FARGO, N.D. (Valley News Live) - “You don’t completely trust the person right in front of you. And you just don’t know what could happen,” says Erin Soderstrom, a realtor with Berkshire Hathaway. “Being a female, I’m not of huge stature, so I know if I got into a sticky situation, there’s not a lot I could do to get out of it.”
Soderstrom says personal safety concerns are an issue in the real estate industry because agents meet new people every day, often after-hours, and sometimes in remote locations.
“20 miles out of town, not a lot of neighbors – it can be put in a risky situation,” Soderstrom says. “I was thinking if this happens poorly, I don’t exactly know what I’m going to do in this scenario.”
Her employer hopes to change that. Berkshire Hathaway hosted a safety seminar so agents could make safety plans and learn self-defense tactics.
“We talk about levels of awareness and being alert to your surroundings and such – it doesn’t make us more paranoid, it makes us more aware,” says Laura Ramirez, the owner and instructor of Permit To Carry Training. “We’ve always told our students if you avoid the conflict, you avoid the consequence.”
While these students are realtors, they aren’t the only professionals looking for more personal safety tips while on the job. Ramirez says she’s taught thousands of students who work in a variety of fields - from public institutions to private companies. But a major part of all of her presentations involve concealed carry permits.
“I’ve always believed that an armed society is a polite society,” Ramirez says. “I still feel that if a person is going to have the responsibility of life and death in their hands, they should know the laws. They should train with the gun. And they should know the consequences.”
And the consequences of carrying a weapon are both legal and personal.
“If you have to use that handgun, you could be charged with first degree murder, second degree murder, negligent homicide or other lesser offenses if you did not follow the laws in accordance with the state you’re in,” says Ramirez. “It’s not just criminal consequences, you’ve got civil consequences.”

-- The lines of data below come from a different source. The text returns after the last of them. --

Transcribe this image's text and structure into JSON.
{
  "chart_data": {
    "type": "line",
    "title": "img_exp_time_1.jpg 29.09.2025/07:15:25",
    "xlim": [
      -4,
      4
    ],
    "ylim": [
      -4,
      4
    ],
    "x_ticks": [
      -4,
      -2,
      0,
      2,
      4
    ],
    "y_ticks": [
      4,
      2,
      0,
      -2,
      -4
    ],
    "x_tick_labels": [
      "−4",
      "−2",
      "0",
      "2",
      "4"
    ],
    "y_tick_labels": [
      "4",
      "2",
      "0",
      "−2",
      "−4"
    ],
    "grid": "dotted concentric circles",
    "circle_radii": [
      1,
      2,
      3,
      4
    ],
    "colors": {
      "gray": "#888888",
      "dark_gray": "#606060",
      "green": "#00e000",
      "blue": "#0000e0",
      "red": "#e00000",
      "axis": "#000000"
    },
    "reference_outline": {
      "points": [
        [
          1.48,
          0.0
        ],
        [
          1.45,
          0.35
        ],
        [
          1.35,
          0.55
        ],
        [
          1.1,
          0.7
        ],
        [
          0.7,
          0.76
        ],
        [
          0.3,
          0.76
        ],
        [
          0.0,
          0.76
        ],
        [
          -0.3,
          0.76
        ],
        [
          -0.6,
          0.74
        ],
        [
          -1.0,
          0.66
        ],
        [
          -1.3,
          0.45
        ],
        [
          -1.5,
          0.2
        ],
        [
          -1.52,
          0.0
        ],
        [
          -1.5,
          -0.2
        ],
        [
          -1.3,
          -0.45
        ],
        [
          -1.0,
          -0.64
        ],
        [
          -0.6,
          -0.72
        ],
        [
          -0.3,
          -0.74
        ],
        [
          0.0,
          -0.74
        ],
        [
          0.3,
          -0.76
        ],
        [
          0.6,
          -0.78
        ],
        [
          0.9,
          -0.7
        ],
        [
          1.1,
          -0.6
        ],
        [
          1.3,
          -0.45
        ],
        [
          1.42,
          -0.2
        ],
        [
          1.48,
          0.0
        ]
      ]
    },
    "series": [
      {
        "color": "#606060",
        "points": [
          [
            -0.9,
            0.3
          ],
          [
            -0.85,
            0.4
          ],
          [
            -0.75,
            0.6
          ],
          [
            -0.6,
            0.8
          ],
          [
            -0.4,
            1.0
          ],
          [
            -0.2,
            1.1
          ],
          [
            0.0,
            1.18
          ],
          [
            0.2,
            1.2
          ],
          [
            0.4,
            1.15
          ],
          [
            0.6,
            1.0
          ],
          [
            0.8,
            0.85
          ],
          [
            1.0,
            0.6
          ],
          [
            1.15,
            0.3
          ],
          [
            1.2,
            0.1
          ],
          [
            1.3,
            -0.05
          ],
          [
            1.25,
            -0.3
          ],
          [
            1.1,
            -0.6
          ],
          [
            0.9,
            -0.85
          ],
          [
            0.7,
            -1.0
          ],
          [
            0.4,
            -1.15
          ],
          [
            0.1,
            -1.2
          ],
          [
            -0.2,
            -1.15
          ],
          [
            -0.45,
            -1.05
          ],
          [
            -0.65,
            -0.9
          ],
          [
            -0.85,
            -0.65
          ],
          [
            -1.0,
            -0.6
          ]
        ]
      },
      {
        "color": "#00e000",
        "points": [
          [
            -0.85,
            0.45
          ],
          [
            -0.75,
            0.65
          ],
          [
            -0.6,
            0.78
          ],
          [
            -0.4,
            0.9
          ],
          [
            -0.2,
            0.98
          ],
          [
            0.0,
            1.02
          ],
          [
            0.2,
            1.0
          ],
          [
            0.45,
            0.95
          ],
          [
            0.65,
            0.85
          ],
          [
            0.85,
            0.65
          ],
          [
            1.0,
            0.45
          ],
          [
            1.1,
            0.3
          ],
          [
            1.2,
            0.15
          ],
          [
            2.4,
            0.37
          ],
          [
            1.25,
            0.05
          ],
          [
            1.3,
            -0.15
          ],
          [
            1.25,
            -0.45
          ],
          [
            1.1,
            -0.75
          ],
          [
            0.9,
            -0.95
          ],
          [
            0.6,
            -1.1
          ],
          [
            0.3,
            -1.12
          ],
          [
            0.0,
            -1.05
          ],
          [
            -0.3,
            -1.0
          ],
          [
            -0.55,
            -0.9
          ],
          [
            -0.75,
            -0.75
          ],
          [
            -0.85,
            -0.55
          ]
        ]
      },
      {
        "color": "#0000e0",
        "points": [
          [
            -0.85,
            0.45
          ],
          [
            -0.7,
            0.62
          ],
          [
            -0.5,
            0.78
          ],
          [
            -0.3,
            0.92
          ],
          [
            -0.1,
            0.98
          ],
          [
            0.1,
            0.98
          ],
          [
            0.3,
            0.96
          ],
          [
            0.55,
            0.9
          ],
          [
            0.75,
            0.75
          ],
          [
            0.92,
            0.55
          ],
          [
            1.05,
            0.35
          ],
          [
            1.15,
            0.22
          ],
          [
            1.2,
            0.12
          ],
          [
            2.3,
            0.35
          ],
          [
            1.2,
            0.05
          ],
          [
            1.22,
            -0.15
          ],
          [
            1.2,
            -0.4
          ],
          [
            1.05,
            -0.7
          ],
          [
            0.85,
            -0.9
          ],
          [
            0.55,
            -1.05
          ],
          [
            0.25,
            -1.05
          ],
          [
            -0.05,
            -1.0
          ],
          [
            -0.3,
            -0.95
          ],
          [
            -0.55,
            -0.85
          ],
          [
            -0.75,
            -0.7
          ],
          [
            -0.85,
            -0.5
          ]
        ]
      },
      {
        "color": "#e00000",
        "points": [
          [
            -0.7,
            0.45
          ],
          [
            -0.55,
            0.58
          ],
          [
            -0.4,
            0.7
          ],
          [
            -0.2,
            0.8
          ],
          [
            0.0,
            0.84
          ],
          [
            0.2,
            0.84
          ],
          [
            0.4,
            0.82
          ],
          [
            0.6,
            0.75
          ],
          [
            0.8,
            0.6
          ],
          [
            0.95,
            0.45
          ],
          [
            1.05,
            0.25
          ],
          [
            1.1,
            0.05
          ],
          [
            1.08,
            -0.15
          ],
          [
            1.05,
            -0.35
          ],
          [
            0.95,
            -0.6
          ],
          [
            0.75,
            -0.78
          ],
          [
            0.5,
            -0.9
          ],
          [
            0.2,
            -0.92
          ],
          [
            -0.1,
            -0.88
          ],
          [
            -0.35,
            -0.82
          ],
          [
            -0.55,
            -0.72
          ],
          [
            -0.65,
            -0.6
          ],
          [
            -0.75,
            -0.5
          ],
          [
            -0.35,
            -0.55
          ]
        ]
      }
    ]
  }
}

“And then you have to live with the decision that you made,” she adds. “Even though he was a bad guy, in a bad place, doing a bad thing – you still have to realize that that was someone’s son, someone’s nephew, someone’s father. Even though they make poor choices.”
But Soderstrom says she’d rather face the consequences of gun ownership than the consequences of being caught unprepared.
“To keep yourself safe, especially being a female, sometimes that means carrying a bigger weapon than the opponent,” Soderstrom says. “The goal is to get a small weapon like Laura that I can carry easily so I feel comfortable and I don’t get into a situation where I don’t know what to do or don’t know how to handle my firearm.”
* Safety experts say it's best to assume your instincts are right and to take the necessary precautions.
* Always have your car keys with you.
* Don't allow yourself to get blocked in a driveway; if necessary park on the road.
* Park in a well-lit area.
* Ask yourself, in an emergency am I going to be able to run to my car and drive away?
*Beware of dead end streets.
* Never allow the client to drive you to the location.